Externally the buildings are faced with red bricks, obtained locally, with Bath and Portland stone dressings, the roofs of the chapel, towers, and staff quarters being covered with green slates. The walls of bathrooms, kitchen, sculleries, dynamo-room, and some stores are faced with glazed bricks, the dayrooms having dados in salt-glazed bricks. The walls of wards are finished with Keene's cement painted, with skirting's in glazed bricks. The corridors are in all cases of fireproof materials, finished with terrazzo, or artificial stone. The buildings are warmed by radiators when necessary, as auxiliary heating to the open fireplaces. Each large ward has a double-fire descending flue stove, and the separation wards have warm-air grates. The electric lighting has been carried out by Messrs. F. A. Glover & Co., Ltd., of London. The lifts were provided and fitted-by Messrs. C. & A. Masker, Ltd., of Liverpool. There are eleven lifts in all, four, being one in each of the blocks, A, B, C, D, for patients, four in the same blocks are dinner-lifts, and the remaining three are service-lifts The kitchens have been fitted by Messrs. Benham & Sons, Ltd. The water supply to the institution is obtained either from the East London Water Co.'s mains, delivered direct to the steel storage tanks in the water towers; or the alternative provision (and the one to be most largely drawn upon) is from the artesian well sunk by Messrs. Isler & Co., to a depth of 400 ft., and which is expected will yield sufficient water to meet the demand of the institution.

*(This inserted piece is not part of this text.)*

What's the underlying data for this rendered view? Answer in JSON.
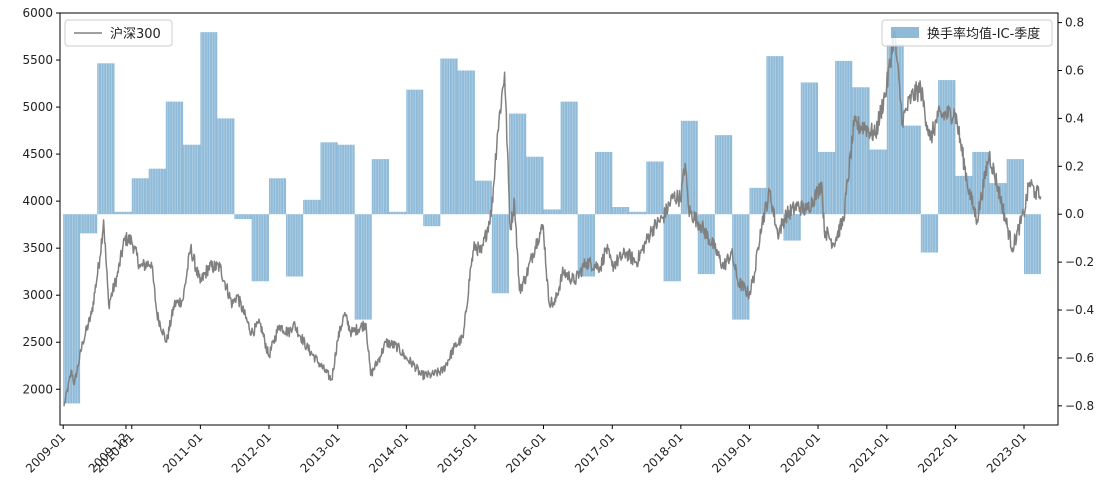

Messrs. Shillitoe & Sons, of Bury St. Edmunds, have been the general contractors, Mr. H. Fawcet being the works manager, Mr. T. E. Edmunds has acted as clerk to the works, and Mr. John Buley, of Laurence Pountney Hill, Cannon-street, E.C., has superintended the engineering works for the Guardians, and Mr. A. T. Walmisley, M.Inst.C E., of Westminster, has acted as consulting engineer to the architect. The stoves and ranges have been supplied by Messrs Hendry &Pattisson, and Carter & Aynsley ; the glazed bricks by Brookes. of Halifax, and the red bricks by Cornish, of Shenfield. The stonework was by F. Mortimer, of Walthamstow; heating and hot-water work by Wontner, Smith, Gray, & Co. ; the hydrants by Shand, Mason, & Co. ; the road-making by H. V. Manders; the marble mosaic and terrazzo flooring by Pattesson & Co. of Manchester, and the Art Pavements and Decorations Co., Ltd. ; electric bells, Jackson Bros. ; glazing to chapels, Lowndes & Drury ; steel tanks, Steavenson & Co. ; covering to boilers, Dick's Asbestos Co. ; fencing, Bayliss, Jones, & Co., and E. C. White ; water softener, Stanhope Water Co.; floor polishing. Ronuk, Ltd. ; engineers for well pumps, J. Reedman & Co. Mr. Crow, of Stratford, supplied the clock and bells. The architect to the Guardians is Mr. Francis J Sturdy, of London. The amount of the building contract was 186,665l.